Kamis, 16 Oktober 2014

Puisi Usang "Sang Pendeta"

Puisi Usang Sang Pendeta
(Pdt. Larena br. Sinuhadji)

Kalau ia muda dianggap kurang pengalaman
Tapi bila rambutnya beruban, ia dianggap terlalu tua
Kalau keluarganya besar, ia adalah beban jemaat
Bila tidak punya anak, ia tidak layak diteladani
Kalau istrinya/suaminya aktif, dituduh mau menonjolkan diri
Bila tidak, istrinya/suaminya tidak mendukung pelayanan Sang Pendeta

Kalau khotbah sambil membaca, sangat membosankan
Kalau khotbah di luar kepala, itu tandanya tidak mempersiapkan diri
Kalau khotbahnya banyak contoh-contohnya, ia kurang Alkitabiah
Kalau tidak, khotbahnya terlalu tinggi
Kalau khotbahnya panjang, membuat orang mengantuk
Kalau khotbahnya pendek, ia Pendeta pemalas


Kalau ia gagal menyenangkan hati seseorang, itu berarti ia menyakiti jemaatnya
Kalau ia berusaha menyenangkan hati semua orang, berarti ia penjilat
Kalau ia terus-terang dalam kebenaran, ia dianggap menyinggung perasaan
Kalau tidak, ia dianggap pengecut

Ia mesti bijak seperti burung hantu
Gagah berani laksana rajawali
Rendah hati bak merpati
Bersedia makan apa saja, layaknya burung kenari
Ia mesti seorang ekonom, politikus, pencari dana, penasehat perkawinan
Seorang yang berwibawa, sopir taksi yang ramah
Orator yang ulung dan gembala yang arif

Ia mesti melihat semua orang sakit, semua orang menikah, dan semua orang mati
Ia mesti bergaul dengan anak-anak, remaja, pemuda, sampai orang tua
Ia mesti pandai bicara dan menulis
Ia seorang pelayan yang harus mau merendah, sekaligus pemimpin yang berwibawa

(Diterjemahkan dari : The Poems For Shadow And Shine)

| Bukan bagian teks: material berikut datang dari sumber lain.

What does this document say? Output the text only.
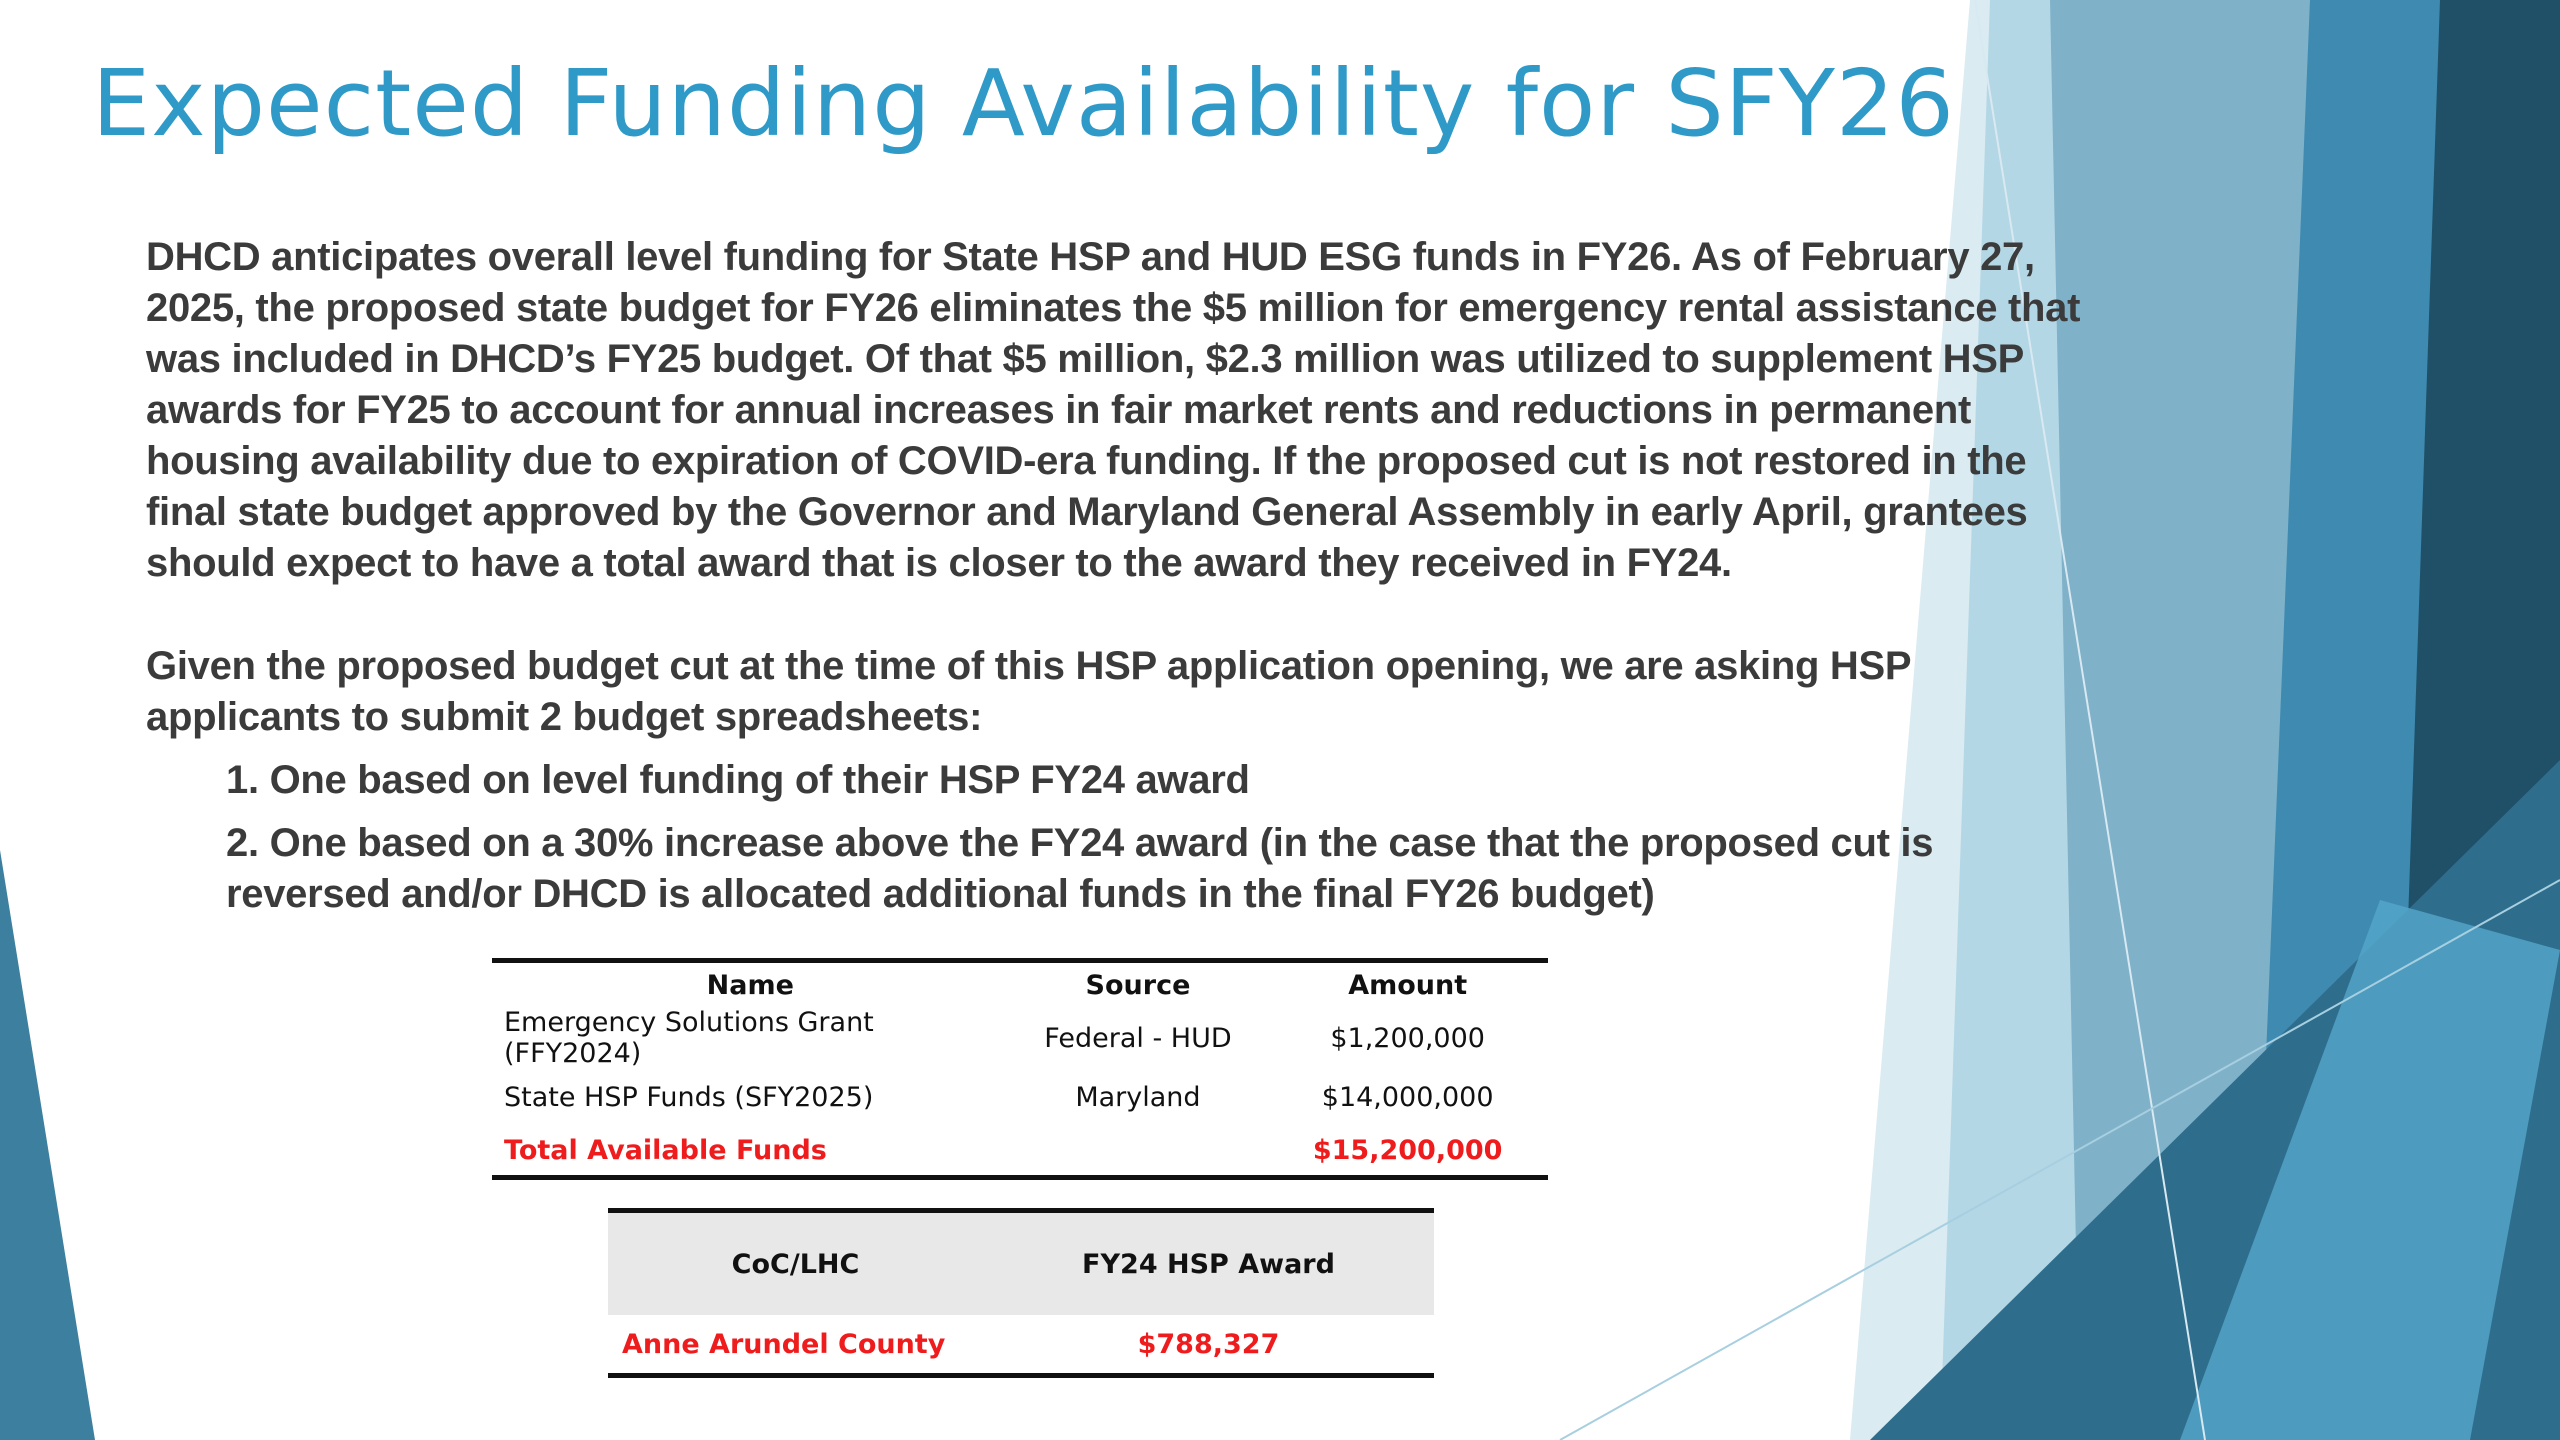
Expected Funding Availability for SFY26

DHCD anticipates overall level funding for State HSP and HUD ESG funds in FY26. As of February 27, 2025, the proposed state budget for FY26 eliminates the $5 million for emergency rental assistance that was included in DHCD’s FY25 budget. Of that $5 million, $2.3 million was utilized to supplement HSP awards for FY25 to account for annual increases in fair market rents and reductions in permanent housing availability due to expiration of COVID-era funding. If the proposed cut is not restored in the final state budget approved by the Governor and Maryland General Assembly in early April, grantees should expect to have a total award that is closer to the award they received in FY24.

Given the proposed budget cut at the time of this HSP application opening, we are asking HSP applicants to submit 2 budget spreadsheets:

1. One based on level funding of their HSP FY24 award
2. One based on a 30% increase above the FY24 award (in the case that the proposed cut is reversed and/or DHCD is allocated additional funds in the final FY26 budget)
Name	Source	Amount
Emergency Solutions Grant (FFY2024)	Federal - HUD	$1,200,000
State HSP Funds (SFY2025)	Maryland	$14,000,000
Total Available Funds		$15,200,000
CoC/LHC	FY24 HSP Award
Anne Arundel County	$788,327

Pertama kali mengetahui puisi ini dari suami saya. Katanya, ia pernah menghadiri Ibadah Emeritasi (pemberian gelar Emeritus) kepada seorang Pendeta GKI Jateng di Bandung (Pdt. Em. Budiadi Henoch - GKI Taman Cibunut Bandung) kurang lebih sekitar tahun 88-90. Dalam buku Ibadah Emeritasi tersebut, suami saya menemukan puisi ini. Jadi memang tidak salah jika judul renungan ini pun "Puisi Usang Sang Pendeta."

Dulu ketika pertama kali membacanya, tampaknya puisi ini terlalu berlebihan, alias lebay. Tapi setelah kurang lebih 16 tahun melayani di GBKP, puisi ini tampak begitu nyata dalam kehidupan Sang Pendeta. Dalam konteks GBKP, saya menjadi sadar, bahwa pilihan untuk menjadi Pendeta yang “baik” (apalagi "benar") kadang bernilai sama dengan menjadi Pendeta “biasa saja” atau “luar biasa” (hebatnya atau hancurnya). Saatnya untuk berefleksi kembali. Eben Haezer : sampai di sini Tuhan menolong kita.